JP Morgan falls to loss on huge litigation bills

Tim Wallace
Follow Tim
JP MORGAN made a loss in the last three months after crushing fines and bills to settle legal claims, the investment bank said yesterday.

Legal bills came to $9.2bn (£5.6bn) in its corporate arm, causing the bank to lose $380m in the third quarter of its financial year, down from a profit of $5.7bn in the same period of 2012.

The bank’s legal woes include last week’s agreement to pay $2.6bn to settle government and private suits over its involvement in the Madoff scandal.

Revenues fell eight per cent to $23.1bn in the three-month period. Consumer and community banking revenues tumbled 13 per cent on the year to $11.1bn, in part due to falling mortgage fees.
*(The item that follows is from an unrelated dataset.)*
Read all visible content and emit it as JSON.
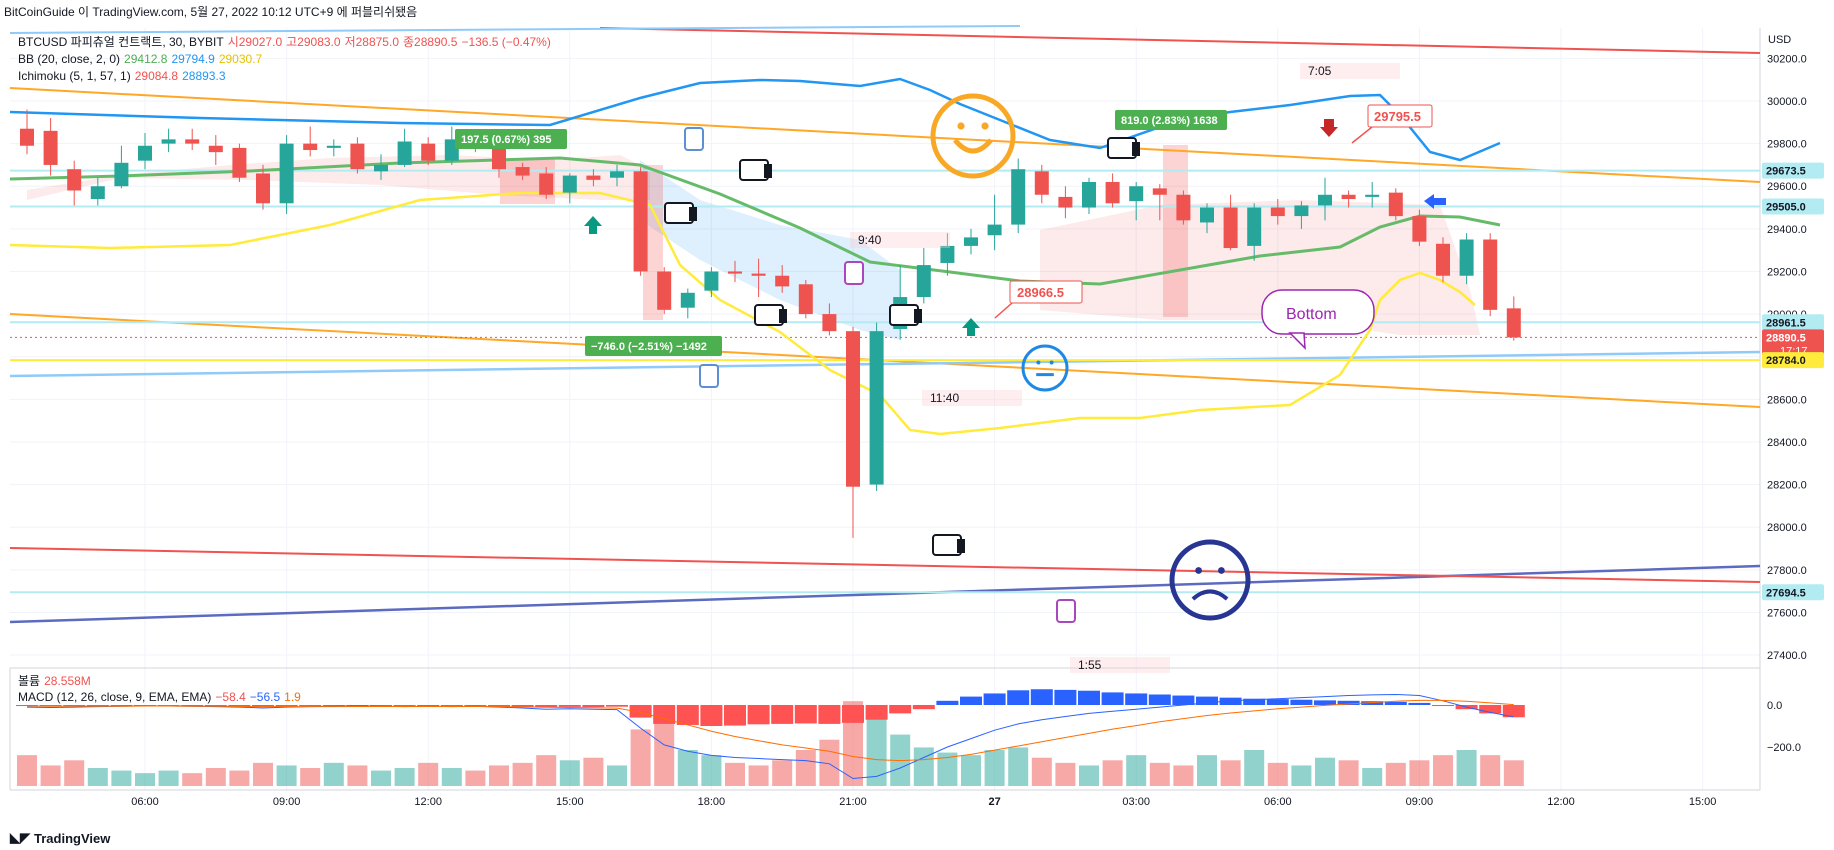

However, the business unit still saw profits rise 15 per cent to $2.7bn as its provisions for credit losses fell.

Revenues also fell two per cent in corporate and investment banking to $8.2bn. Markets and investor services revenue fell four per cent to $5.3bn and fixed income markets revenues dipped eight per cent to $3.4bn.

Other areas recorded growth – equities revenues jumped 20 per cent to $1.2bn.

The bank’s return on equity fell to minus one per cent in the quarter, from 12 per cent a year earlier.

It cut some costs by reducing headcount by 4,103 to 255,041 staff, and reduced compensation.

The bank’s shares fell by 1.4 per cent on the day.


■ JP Morgan made a loss of $380m in the third quarter of its financial year.

■ It would have made a profit if not for legal bills and provisions which combined to cost $9.2bn.

■ The bank said its underlying profits, stripping out those legal bills, came to $5.8bn for the quarter.

■ The loss had an impact on pay as the bank cut its costs a little.

■ The average employee at the bank earned $287,200, down from $289,500 a year earlier.

■ It also cut headcount by more than 4,000 and now employs a total of 255,041 staff.

■ Those changes helped bring down overall compensation payments by two per cent to $7.3bn.

■ As a result the bank’s compensation ratio now stands at 27 per cent, down from 32 per cent a year ago.

■ JP Morgan’s return on equity plunged to minus one per cent in the quarter from 12 per cent a year ago.

■ For the year so far its return on equity stands at eight per cent, down from 11 per cent in the same period of 2012.

■ The bank estimates its Basel I tier one common capital ratio at 10.5 per cent, up from 10.4 per cent a year ago. On a Basel III basis it estimates 9.5 per cent.